Fundamentals of zinc oxide as a semiconductor

Abstract: In the past ten years we have witnessed a revival of, and subsequent rapid expansion in, the research on zinc oxide (ZnO) as a semiconductor. Being initially considered as a substrate for GaN and related alloys, the availability of high-quality large bulk single crystals, the strong luminescence demonstrated in optically pumped lasers and the prospects of gaining control over its electrical conductivity have led a large number of groups to turn their research for electronic and photonic devices to ZnO in its own right. The high electron mobility, high thermal conductivity, wide and direct band gap and large exciton binding energy make ZnO suitable for a wide range of devices, including transparent thin-film transistors, photodetectors, light-emitting diodes and laser diodes that operate in the blue and ultraviolet region of the spectrum. In spite of the recent rapid developments, controlling the electrical conductivity of ZnO has remained a major challenge. While a number of research groups have reported achieving p-type ZnO, there are still problems concerning the reproducibility of the results and the stability of the p-type conductivity. Even the cause of the commonly observed unintentional n-type conductivity in as-grown ZnO is still under debate. One approach to address these issues consists of growing high-quality single crystalline bulk and thin films in which the concentrations of impurities and intrinsic defects are controlled. In this review we discuss the status of ZnO as a semiconductor. We first discuss the growth of bulk and epitaxial films, growth conditions and their influence on the incorporation of native defects and impurities.
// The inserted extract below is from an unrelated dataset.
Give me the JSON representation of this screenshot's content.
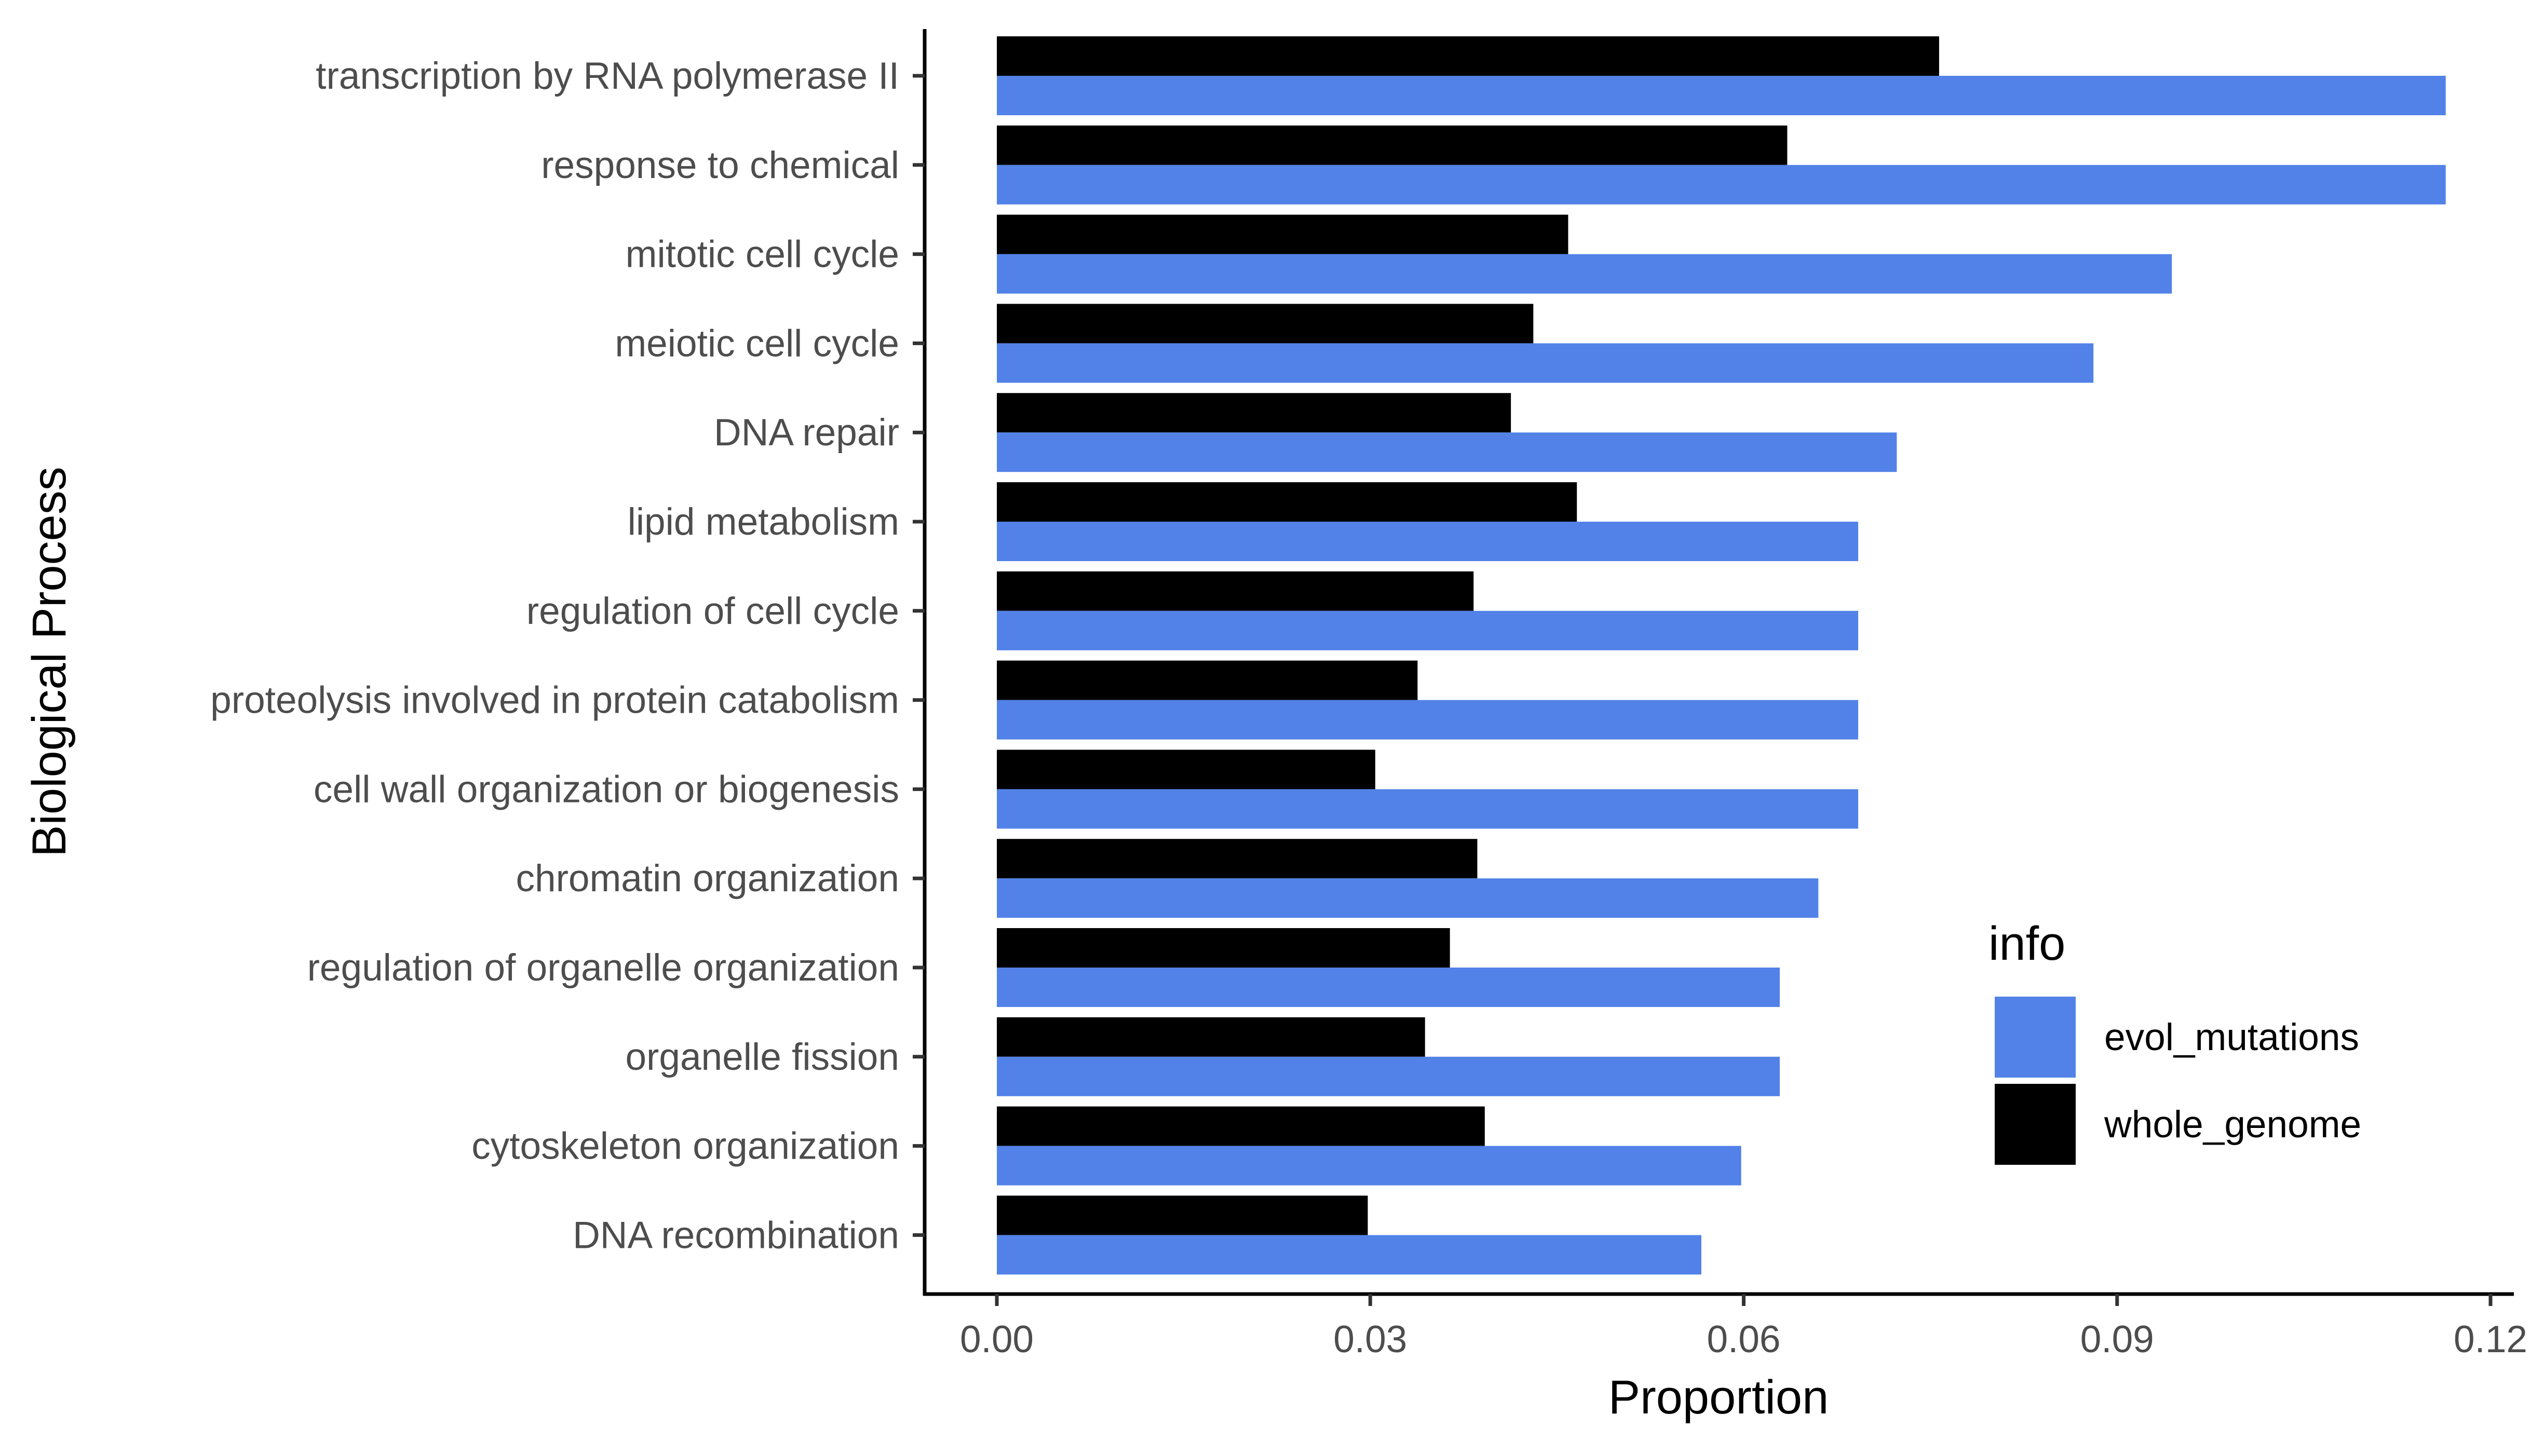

We then present the theory of doping and native defects in ZnO based on density-functional calculations, discussing the stability and electronic structure of native point defects and impurities and their influence on the electrical conductivity and optical properties of ZnO. We pay special attention to the possible causes of the unintentional n-type conductivity, emphasize the role of impurities, critically review the current status of p-type doping and address possible routes to controlling the electrical conductivity in ZnO. Finally, we discuss band-gap engineering using MgZnO and CdZnO alloys.